На других уроках мне стало труднее слушать учительницу, я все время помнил, что там, внизу, в портфеле, у меня лежит лобзик. И им можно прямо сейчас тайком попилить, скажем, парту, за которой я сижу. Или, уже на перемене, тихонечко надпилить учительский стул. Где-нибудь снизу, где не видно. Или шкаф, где за пыльными стеклянными дверцами на пыльных полках стояли наглядные пособия. Пыльные ромбододекаэдры и дельтоидальные икоситетраэдры. Которые тоже можно было распилить пополам. Если остаться в классе после уроков.

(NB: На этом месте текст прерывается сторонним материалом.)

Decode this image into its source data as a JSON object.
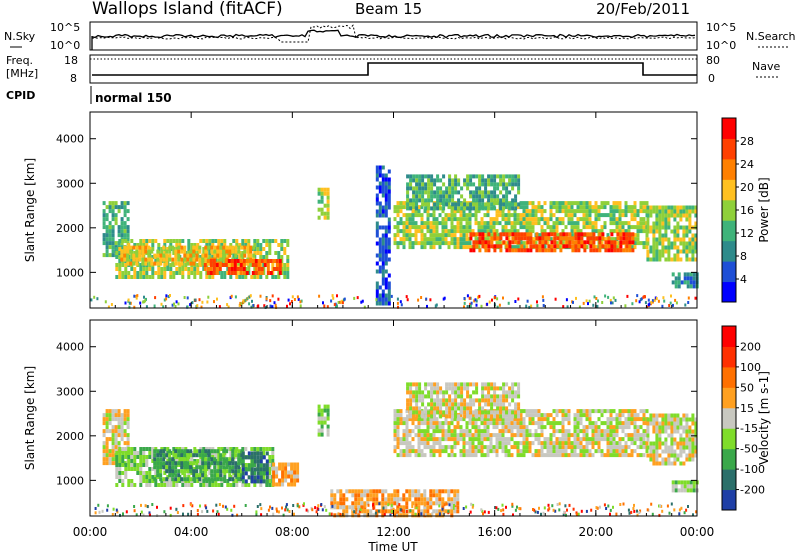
{
  "header": {
    "title": "Wallops Island (fitACF)",
    "beam": "Beam 15",
    "date": "20/Feb/2011"
  },
  "noise_panel": {
    "left_label": "N.Sky",
    "right_label": "N.Search",
    "tick_top": "10^5",
    "tick_bottom": "10^0"
  },
  "freq_panel": {
    "left_label_1": "Freq.",
    "left_label_2": "[MHz]",
    "right_label": "Nave",
    "left_ticks": [
      "18",
      "8"
    ],
    "right_ticks": [
      "80",
      "0"
    ]
  },
  "cpid_panel": {
    "label": "CPID",
    "program": "normal 150"
  },
  "colors": {
    "power": [
      "#0000ff",
      "#1e4fd6",
      "#2e8b8b",
      "#3fb37a",
      "#8fd03a",
      "#ffc020",
      "#ff8000",
      "#ff4000",
      "#ff0000"
    ],
    "velocity": [
      "#1f3fa6",
      "#2b6f6a",
      "#3aa84a",
      "#7fdc2a",
      "#c8c8c0",
      "#ffa020",
      "#ff7000",
      "#ff3000",
      "#ff0000"
    ]
  },
  "chart_data": [
    {
      "type": "heatmap",
      "name": "power",
      "ylabel": "Slant Range [km]",
      "yticks": [
        1000,
        2000,
        3000,
        4000
      ],
      "ylim": [
        200,
        4600
      ],
      "colorbar_label": "Power [dB]",
      "colorbar_ticks": [
        "28",
        "24",
        "20",
        "16",
        "12",
        "8",
        "4"
      ],
      "xlim": [
        0,
        24
      ],
      "regions": [
        {
          "t0": 0.5,
          "t1": 1.5,
          "r0": 1400,
          "r1": 2600,
          "level": 3
        },
        {
          "t0": 1.0,
          "t1": 7.8,
          "r0": 900,
          "r1": 1750,
          "level": 4
        },
        {
          "t0": 1.2,
          "t1": 6.5,
          "r0": 1200,
          "r1": 1600,
          "level": 5
        },
        {
          "t0": 4.5,
          "t1": 7.5,
          "r0": 1000,
          "r1": 1300,
          "level": 7
        },
        {
          "t0": 9.0,
          "t1": 9.4,
          "r0": 2200,
          "r1": 2900,
          "level": 4
        },
        {
          "t0": 11.3,
          "t1": 11.8,
          "r0": 300,
          "r1": 3400,
          "level": 1
        },
        {
          "t0": 12.0,
          "t1": 22.0,
          "r0": 1600,
          "r1": 2600,
          "level": 4
        },
        {
          "t0": 15.0,
          "t1": 21.5,
          "r0": 1500,
          "r1": 1900,
          "level": 7
        },
        {
          "t0": 12.5,
          "t1": 17.0,
          "r0": 2400,
          "r1": 3200,
          "level": 3
        },
        {
          "t0": 22.0,
          "t1": 24.0,
          "r0": 1300,
          "r1": 2500,
          "level": 4
        },
        {
          "t0": 23.0,
          "t1": 24.0,
          "r0": 700,
          "r1": 1000,
          "level": 2
        }
      ]
    },
    {
      "type": "heatmap",
      "name": "velocity",
      "ylabel": "Slant Range [km]",
      "yticks": [
        1000,
        2000,
        3000,
        4000
      ],
      "ylim": [
        200,
        4600
      ],
      "colorbar_label": "Velocity [m s-1]",
      "colorbar_ticks": [
        "200",
        "100",
        "50",
        "15",
        "-15",
        "-50",
        "-100",
        "-200"
      ],
      "xlabel": "Time UT",
      "xticks": [
        "00:00",
        "04:00",
        "08:00",
        "12:00",
        "16:00",
        "20:00",
        "00:00"
      ],
      "xlim": [
        0,
        24
      ],
      "regions": [
        {
          "t0": 0.5,
          "t1": 1.5,
          "r0": 1400,
          "r1": 2600,
          "level": 4
        },
        {
          "t0": 1.0,
          "t1": 7.2,
          "r0": 900,
          "r1": 1750,
          "level": 3
        },
        {
          "t0": 2.5,
          "t1": 6.0,
          "r0": 1000,
          "r1": 1700,
          "level": 2
        },
        {
          "t0": 6.0,
          "t1": 7.0,
          "r0": 950,
          "r1": 1650,
          "level": 1
        },
        {
          "t0": 7.2,
          "t1": 8.2,
          "r0": 950,
          "r1": 1400,
          "level": 5
        },
        {
          "t0": 9.0,
          "t1": 9.4,
          "r0": 2000,
          "r1": 2700,
          "level": 3
        },
        {
          "t0": 12.0,
          "t1": 22.0,
          "r0": 1600,
          "r1": 2600,
          "level": 4
        },
        {
          "t0": 12.5,
          "t1": 17.0,
          "r0": 2400,
          "r1": 3200,
          "level": 4
        },
        {
          "t0": 22.0,
          "t1": 24.0,
          "r0": 1400,
          "r1": 2500,
          "level": 4
        },
        {
          "t0": 23.0,
          "t1": 24.0,
          "r0": 800,
          "r1": 1000,
          "level": 3
        },
        {
          "t0": 9.5,
          "t1": 14.5,
          "r0": 250,
          "r1": 800,
          "level": 5
        }
      ]
    }
  ]
}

По дороге домой, в парке, я немного попилил дюжину-другую скамеек. Если отпилить сбоку маленький кусочек, то, во-первых, никто ничего не заметит, а во-вторых, и без этого кусочка на скамейках вполне можно было сидеть без всяких проблем.

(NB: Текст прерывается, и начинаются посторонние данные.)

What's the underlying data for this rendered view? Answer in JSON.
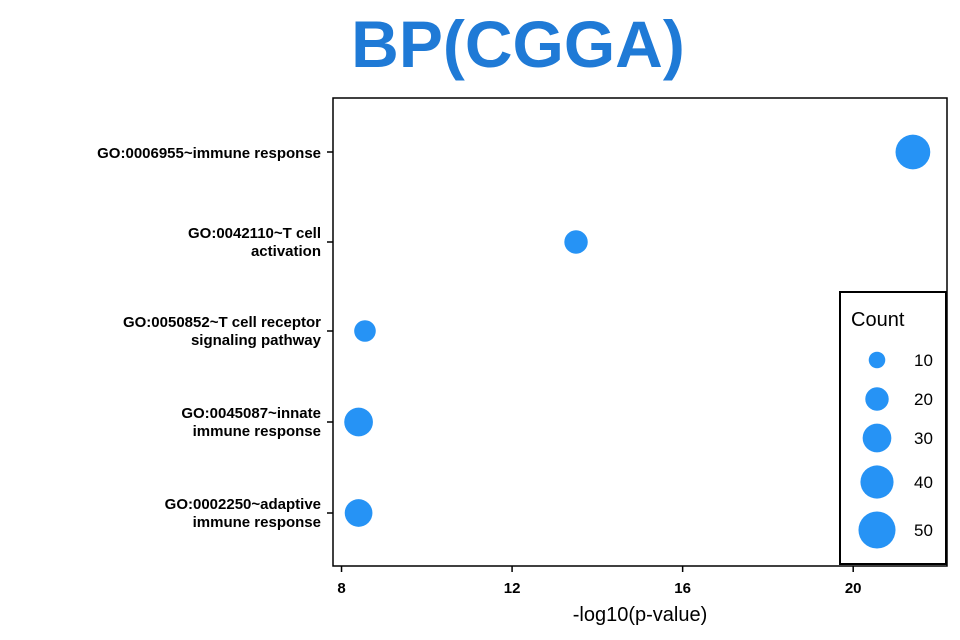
{
  "chart_data": {
    "type": "scatter",
    "title": "BP(CGGA)",
    "xlabel": "-log10(p-value)",
    "ylabel": "",
    "xlim": [
      7.8,
      22.2
    ],
    "x_ticks": [
      8,
      12,
      16,
      20
    ],
    "grid": false,
    "point_color": "#2693f5",
    "title_color": "#1f7ad6",
    "categories": [
      [
        "GO:0006955~immune response"
      ],
      [
        "GO:0042110~T cell",
        "activation"
      ],
      [
        "GO:0050852~T cell receptor",
        "signaling pathway"
      ],
      [
        "GO:0045087~innate",
        "immune response"
      ],
      [
        "GO:0002250~adaptive",
        "immune response"
      ]
    ],
    "points": [
      {
        "x": 21.4,
        "count": 44
      },
      {
        "x": 13.5,
        "count": 20
      },
      {
        "x": 8.55,
        "count": 17
      },
      {
        "x": 8.4,
        "count": 30
      },
      {
        "x": 8.4,
        "count": 28
      }
    ],
    "legend": {
      "title": "Count",
      "position": "right",
      "values": [
        10,
        20,
        30,
        40,
        50
      ]
    }
  }
}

Дома, после обеда, я чувствовал себя беспокойно. С одной стороны, пока бабушка на кухне, я вполне мог бы и попилить что-нибудь. Платяной шкаф, к примеру. Но ведь за этим последовало бы наказание. Так что я сдержал себя. Волевым решением запретил себе пилить. Просто подносил лобзик к углу своего письменного стола и делал мысленный надрез. Водил лезвием туда-сюда вдоль края бесконтактно. Потом я чуть-чуть попилил свою кровать, тоже бесконтактно.
Потом перешел к швейной машинке «Красная Звезда». Стоявшей тут же, рядом, на табуреточке. Кожух швейной машинки был сделан из такой же фанеры, которую мы пилили на уроках труда. Так что я не удержался, и все же чуть-чуть коснулся края кожуха зубчиками лобзика. И вовремя остановился. Ничего не было заметно.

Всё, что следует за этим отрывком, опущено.